La prima sfida che l'Irlanda uscita dal bailout dovrà affrontare è il finanziamento autonomo sui mercati, senza neppure quella linea di credito precauzionale che parecchi le consigliavano, ma che avrebbe comportato l'imposizione di nuove condizioni. Alla Ntma, l'Agenzia del Tesoro, non hanno dubbi sulla scelta: «Non ce n'era bisogno - spiega Oliver Whelan, direttore delle operazioni di finanziamento e gestione del debito - perché la linea di credito dura inizialmente un anno e noi abbiamo già raccolto oltre 20 miliardi, sufficienti a coprire il nostro fabbisogno fino all'inizio del 2015. La reazione dei mercati (ieri i decennali irlandesi sono scesi attorno al 3,5%, dai picchi del 15%, ndr) ha confermato che era la decisione giusta». L'Agenzia prevede comunque di raccogliere ancora tra i 6 e i 10 miliardi con le aste di quest'anno, conta su un upgrade del rating da Moody's ed è fiduciosa che gli stress test europei non evidenzieranno requisiti patrimoniali aggiuntivi per le banche. «La nostra Banca centrale - sottolinea Rossa White, capo economista della Ntma - ha appena concluso una Asset Quality Review, da cui emerge che le banche irlandesi non hanno bisogno di più capitale».

Tutt'altra visione quella dei sindacati. L'uscita dal bailout senza paracadute secondo Macdara Doyle, portavoce del Congresso irlandese delle Trade Unions.
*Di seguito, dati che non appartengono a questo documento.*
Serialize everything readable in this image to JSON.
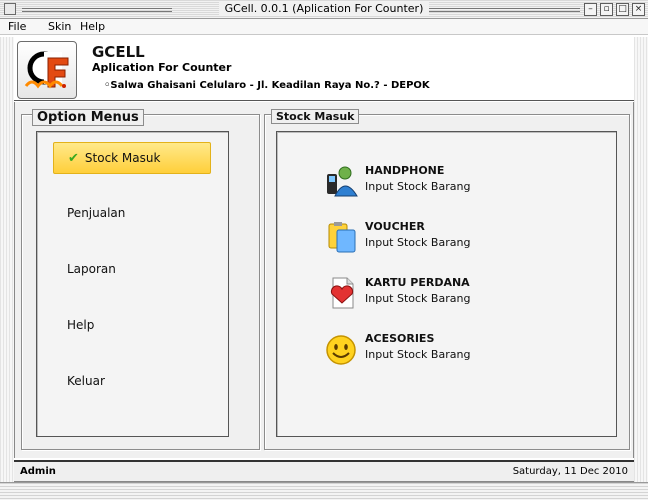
{
  "window": {
    "title": "GCell. 0.0.1 (Aplication For Counter)"
  },
  "menu": [
    "File",
    "Skin",
    "Help"
  ],
  "header": {
    "app_name": "GCELL",
    "subtitle": "Aplication For Counter",
    "address": "◦Salwa Ghaisani Celularo - Jl. Keadilan Raya No.? - DEPOK"
  },
  "option_menus": {
    "title": "Option Menus",
    "items": [
      {
        "label": "Stock Masuk",
        "active": true
      },
      {
        "label": "Penjualan",
        "active": false
      },
      {
        "label": "Laporan",
        "active": false
      },
      {
        "label": "Help",
        "active": false
      },
      {
        "label": "Keluar",
        "active": false
      }
    ]
  },
  "stock_masuk": {
    "title": "Stock Masuk",
    "items": [
      {
        "title": "HANDPHONE",
        "subtitle": "Input Stock Barang",
        "icon": "handphone-icon"
      },
      {
        "title": "VOUCHER",
        "subtitle": "Input Stock Barang",
        "icon": "voucher-icon"
      },
      {
        "title": "KARTU PERDANA",
        "subtitle": "Input Stock Barang",
        "icon": "kartu-perdana-icon"
      },
      {
        "title": "ACESORIES",
        "subtitle": "Input Stock Barang",
        "icon": "acesories-icon"
      }
    ]
  },
  "status": {
    "user": "Admin",
    "date": "Saturday, 11 Dec 2010"
  },
  "colors": {
    "active_item": "#ffd84a",
    "check": "#3aa81f"
  }
}
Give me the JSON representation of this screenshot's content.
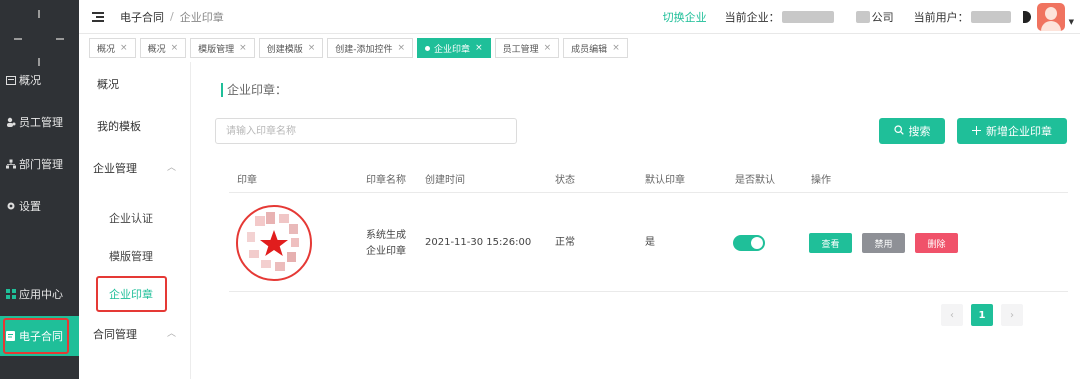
{
  "header": {
    "breadcrumb_app": "电子合同",
    "breadcrumb_sep": "/",
    "breadcrumb_page": "企业印章",
    "switch_company": "切换企业",
    "current_company_label": "当前企业：",
    "company_name_suffix": "公司",
    "current_user_label": "当前用户："
  },
  "sidebar": {
    "items": [
      {
        "label": "概况",
        "icon": "overview-icon"
      },
      {
        "label": "员工管理",
        "icon": "staff-icon"
      },
      {
        "label": "部门管理",
        "icon": "department-icon"
      },
      {
        "label": "设置",
        "icon": "gear-icon"
      },
      {
        "label": "应用中心",
        "icon": "apps-grid-icon"
      },
      {
        "label": "电子合同",
        "icon": "contract-icon"
      }
    ]
  },
  "tabs": [
    {
      "label": "概况"
    },
    {
      "label": "概况"
    },
    {
      "label": "模版管理"
    },
    {
      "label": "创建模版"
    },
    {
      "label": "创建-添加控件"
    },
    {
      "label": "企业印章",
      "active": true
    },
    {
      "label": "员工管理"
    },
    {
      "label": "成员编辑"
    }
  ],
  "tab_close": "×",
  "menu2": {
    "overview": "概况",
    "my_templates": "我的模板",
    "company_mgmt": "企业管理",
    "company_auth": "企业认证",
    "template_mgmt": "模版管理",
    "company_seal": "企业印章",
    "contract_mgmt": "合同管理",
    "collapse_arrow": "︿"
  },
  "main": {
    "section_title": "企业印章：",
    "search_placeholder": "请输入印章名称",
    "search_button": "搜索",
    "add_button": "新增企业印章",
    "columns": [
      "印章",
      "印章名称",
      "创建时间",
      "状态",
      "默认印章",
      "是否默认",
      "操作"
    ],
    "rows": [
      {
        "name_line1": "系统生成",
        "name_line2": "企业印章",
        "created": "2021-11-30 15:26:00",
        "status": "正常",
        "default_seal": "是",
        "is_default": true,
        "actions": {
          "view": "查看",
          "disable": "禁用",
          "delete": "删除"
        }
      }
    ]
  },
  "pagination": {
    "prev": "‹",
    "current": "1",
    "next": "›"
  },
  "colors": {
    "accent": "#1fbf99",
    "sidebar_bg": "#2f3236",
    "danger": "#f0526a",
    "muted": "#8e9096",
    "highlight_frame": "#e53935"
  }
}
È «una decisione politica, un matrimonio felice tra il desiderio irlandese di mandare un segnale il più forte possibile ai mercati e il bisogno dell'Europa di mostrare, con l'Irlanda, una storia di successo. Mentre le prospettive economiche sono ancora molto fragili».
Le stime ufficiali del governo sono buone: prevedono una crescita del 2% l'anno prossimo, un deficit sotto il 3% nel 2015, e un debito che, dopo il picco del 124% quest'anno, dovrebbe iniziare a scendere. Resta elevata la disoccupazione, al 12,8%, soprattutto se si considera che i disoccupati di lungo termine sono il 60% del totale. Ma anche su questo fronte le valutazioni divergono. Fergal O'Brien, capo economista dell'Ibec, la principale associazione imprenditoriale irlandese, fa notare che il numero di occupati nel terzo trimestre dell'anno è cresciuto di quasi 60mila unità, più del 3%, «nonostante l'incremento del Pil non sia elevato: un dato spettacolare che fa ben sperare per la ripresa dei consumi». La domanda interna, che ha dato segnali di risveglio nell'ultimo semestre, può essere il fattore decisivo per una ripresa più equilibrata e meno dipendente dall'export.

L'altra pesante eredità sociale della crisi è l'emigrazione, tradizionale valvola di sfogo per l'Irlanda nei momenti di maggiore povertà. Più colpite soprattutto le zone rurali, come sottolinea Seamus Boland, presidente dell'Irish Rural Link che raggruppa appunto le comunità rurali, facendosi portavoce delle loro istanze presso il governo: «Dei circa 80mila emigrati irlandesi dell'ultimo anno - fa notare - 45mila vengono dalla campagna: giovani tra i 20 e i 30 anni, spesso con un buon livello di istruzione, che non trovano più lavoro in settori che erano il naturale serbatoio occupazionale per queste zone, come costruzioni e pubblico impiego. Nell'Irlanda rurale città e villaggi stanno soffrendo, gli esercizi commerciali faticano a sopravvivere».
È questo l'ultimo, non trascurabile aspetto dei due volti della miracolosa ripresa irlandese: un conto è Dublino - e più in generale la costa orientale - ricca di industrie e multinazionali (attratte dal favorevole regime fiscale), con maggiori opportunità di impiego e un settore immobiliare che mostra decisi segnali di risveglio; un conto il resto del Paese. Così se nelle Midlands - come fa notare ancora Macdara Doyle, citando i commercianti - «sarà il peggior Natale di sempre», la capitale può intonare la sua Christmas Carol, insieme ai festosi gruppi di giovani che si esibiscono su O'Connell Street raccogliendo fondi per iniziative benefiche. In fin dei conti sarà il primo Natale senza la troika.